The Best Bank of the Year award goes to the Bangalore-based Vijaya Bank. The relatively small bank is ahead of its competitors in all financial parameters.
Narang was selected on the basis of OBC's track record and a poll of senior Business Standard editors.
Narang, who took over as the chief in 2000, has done well for the bank. While the bank's cost of funds has gone down to under 5 per cent now versus 9 per cent in 2000, the NPA coverage is 107 per cent (23 per cent), the net interest margin is 4 per cent (under 3 per cent), the return on assets is 1.7 per cent (0.9 per cent) and the cost to income ratio has dropped to 29 per cent from 40 per cent in 2000.
Narang, who says he has completed his immediate task of meeting Global Trust Bank's (GTB's) 8.34 lakh retail customers, has revised his growth target for the financial year.

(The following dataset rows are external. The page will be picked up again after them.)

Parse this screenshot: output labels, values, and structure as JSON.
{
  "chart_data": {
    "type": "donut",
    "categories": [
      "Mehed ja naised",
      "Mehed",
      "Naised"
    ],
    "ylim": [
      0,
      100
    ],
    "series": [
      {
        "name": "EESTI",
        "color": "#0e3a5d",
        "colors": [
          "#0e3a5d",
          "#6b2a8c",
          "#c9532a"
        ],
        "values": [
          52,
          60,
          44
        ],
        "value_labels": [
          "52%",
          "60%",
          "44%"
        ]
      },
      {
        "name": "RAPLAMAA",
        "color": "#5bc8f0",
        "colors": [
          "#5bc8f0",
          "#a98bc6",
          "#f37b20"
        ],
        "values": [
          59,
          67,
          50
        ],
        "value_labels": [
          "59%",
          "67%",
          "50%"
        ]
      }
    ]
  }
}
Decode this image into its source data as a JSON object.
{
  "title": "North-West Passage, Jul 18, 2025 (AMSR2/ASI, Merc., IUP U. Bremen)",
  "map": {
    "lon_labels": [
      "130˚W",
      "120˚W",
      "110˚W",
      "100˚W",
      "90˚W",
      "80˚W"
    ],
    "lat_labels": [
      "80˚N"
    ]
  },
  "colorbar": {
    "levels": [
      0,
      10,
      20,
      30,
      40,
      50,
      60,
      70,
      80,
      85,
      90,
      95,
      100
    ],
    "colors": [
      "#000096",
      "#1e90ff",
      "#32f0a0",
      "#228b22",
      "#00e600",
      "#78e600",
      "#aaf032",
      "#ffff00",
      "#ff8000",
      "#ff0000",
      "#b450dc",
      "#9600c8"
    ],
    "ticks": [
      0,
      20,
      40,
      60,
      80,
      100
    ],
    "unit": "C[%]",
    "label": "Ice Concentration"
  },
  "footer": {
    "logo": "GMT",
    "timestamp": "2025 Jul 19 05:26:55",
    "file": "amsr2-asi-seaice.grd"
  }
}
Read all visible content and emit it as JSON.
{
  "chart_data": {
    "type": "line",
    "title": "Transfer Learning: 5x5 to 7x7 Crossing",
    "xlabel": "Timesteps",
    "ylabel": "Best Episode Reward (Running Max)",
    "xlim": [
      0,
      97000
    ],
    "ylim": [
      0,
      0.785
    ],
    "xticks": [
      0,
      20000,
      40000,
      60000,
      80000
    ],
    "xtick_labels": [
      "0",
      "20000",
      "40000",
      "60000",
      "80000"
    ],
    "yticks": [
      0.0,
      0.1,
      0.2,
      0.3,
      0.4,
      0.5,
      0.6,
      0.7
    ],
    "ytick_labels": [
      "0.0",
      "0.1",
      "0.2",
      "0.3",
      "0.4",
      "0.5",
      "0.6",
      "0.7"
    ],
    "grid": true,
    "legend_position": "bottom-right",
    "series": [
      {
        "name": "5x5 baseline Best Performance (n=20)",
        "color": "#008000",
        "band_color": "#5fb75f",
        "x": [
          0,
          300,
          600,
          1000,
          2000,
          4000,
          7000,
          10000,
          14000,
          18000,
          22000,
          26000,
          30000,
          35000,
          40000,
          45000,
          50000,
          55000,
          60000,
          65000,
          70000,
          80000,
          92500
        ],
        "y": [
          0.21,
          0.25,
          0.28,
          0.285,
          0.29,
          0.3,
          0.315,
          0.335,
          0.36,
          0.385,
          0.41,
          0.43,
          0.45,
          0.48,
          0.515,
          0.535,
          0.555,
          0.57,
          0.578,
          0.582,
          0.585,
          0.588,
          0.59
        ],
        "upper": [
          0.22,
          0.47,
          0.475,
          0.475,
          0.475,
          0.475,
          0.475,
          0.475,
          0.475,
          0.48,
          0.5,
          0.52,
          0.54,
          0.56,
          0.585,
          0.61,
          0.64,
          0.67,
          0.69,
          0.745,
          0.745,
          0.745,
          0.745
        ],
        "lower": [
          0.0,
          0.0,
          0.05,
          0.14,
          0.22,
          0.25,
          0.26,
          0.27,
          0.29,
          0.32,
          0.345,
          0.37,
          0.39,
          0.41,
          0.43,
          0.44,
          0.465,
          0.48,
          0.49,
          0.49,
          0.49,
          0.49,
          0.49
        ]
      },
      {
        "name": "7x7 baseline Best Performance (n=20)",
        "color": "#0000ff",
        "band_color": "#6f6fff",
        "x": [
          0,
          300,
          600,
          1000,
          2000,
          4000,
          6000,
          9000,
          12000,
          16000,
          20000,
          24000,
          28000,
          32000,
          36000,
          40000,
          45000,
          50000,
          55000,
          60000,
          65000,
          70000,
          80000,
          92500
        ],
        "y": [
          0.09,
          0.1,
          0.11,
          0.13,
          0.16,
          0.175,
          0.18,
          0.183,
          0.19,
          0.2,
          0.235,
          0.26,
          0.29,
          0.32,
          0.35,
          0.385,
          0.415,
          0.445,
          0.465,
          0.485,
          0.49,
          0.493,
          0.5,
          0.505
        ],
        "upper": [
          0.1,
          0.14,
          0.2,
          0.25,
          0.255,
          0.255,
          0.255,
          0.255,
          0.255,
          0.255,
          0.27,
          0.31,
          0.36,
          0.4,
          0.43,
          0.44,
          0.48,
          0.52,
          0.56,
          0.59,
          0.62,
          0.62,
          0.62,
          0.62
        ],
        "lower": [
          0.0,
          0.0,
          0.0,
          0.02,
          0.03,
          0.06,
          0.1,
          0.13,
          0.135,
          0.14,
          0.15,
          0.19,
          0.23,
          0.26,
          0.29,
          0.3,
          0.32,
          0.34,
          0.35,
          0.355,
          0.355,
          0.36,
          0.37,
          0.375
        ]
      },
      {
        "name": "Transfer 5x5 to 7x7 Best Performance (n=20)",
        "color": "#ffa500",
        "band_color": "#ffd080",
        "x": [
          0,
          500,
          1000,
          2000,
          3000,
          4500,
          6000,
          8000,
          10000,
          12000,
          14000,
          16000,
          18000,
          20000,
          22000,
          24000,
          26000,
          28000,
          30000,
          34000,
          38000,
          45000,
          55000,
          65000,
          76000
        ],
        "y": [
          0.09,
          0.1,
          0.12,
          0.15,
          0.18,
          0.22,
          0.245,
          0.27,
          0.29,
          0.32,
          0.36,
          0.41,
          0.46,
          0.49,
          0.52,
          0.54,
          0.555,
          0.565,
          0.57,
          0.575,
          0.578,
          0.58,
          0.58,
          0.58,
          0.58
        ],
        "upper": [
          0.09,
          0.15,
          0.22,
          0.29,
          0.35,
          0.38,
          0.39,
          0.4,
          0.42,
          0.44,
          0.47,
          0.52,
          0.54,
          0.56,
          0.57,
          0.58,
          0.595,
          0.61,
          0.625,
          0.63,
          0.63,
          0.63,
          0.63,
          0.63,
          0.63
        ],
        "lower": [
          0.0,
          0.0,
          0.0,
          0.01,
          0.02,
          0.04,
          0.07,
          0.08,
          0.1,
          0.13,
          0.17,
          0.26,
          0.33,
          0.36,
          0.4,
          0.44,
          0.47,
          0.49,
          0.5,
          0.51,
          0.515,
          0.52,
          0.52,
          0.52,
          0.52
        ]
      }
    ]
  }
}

Before the merger proposal, OBC had aimed at 25 per cent growth in 2004-2005. That target has been raised to 30 per cent to touch Rs 80,000 crore (Rs 800 billion).
Though he is retiring in April next year, Narang says he wants to pave the way for a Rs 100,000 crore (Rs 1,000 billion) balance sheet by the end of 2005-06, with a head count of 14,000.
Narang admits that the merger of GTB with OBC will have an impact on the bank's balance sheet, though temporarily. In the long run, he sees a profit potential of Rs 150-200 crore (Rs 1.5-2 billion) in GTB's operations.
Vijaya Bank tops in three out of the five criteria used for the Business Standard bank survey. It has topped in profitability, is the third in productivity, the fifth in growth, 14th in safety and 20th in efficiency.
What is striking, however, is the vast improvement in the bank's working, as a result of which it vaulted 11 places from its number 12 position in 2002-2003 to the number one slot in 2003-2004.
Its chairman and managing director MS Kapur is aggressively pushing retail loans to grow the bank. He intends to grow the retail book to 50 per cent of the bank's total assets.
Kapur says Vijaya's 38.5 per cent credit growth last year was the highest among all public sector banks. The growth rate has been maintained during the first quarter of this financial year.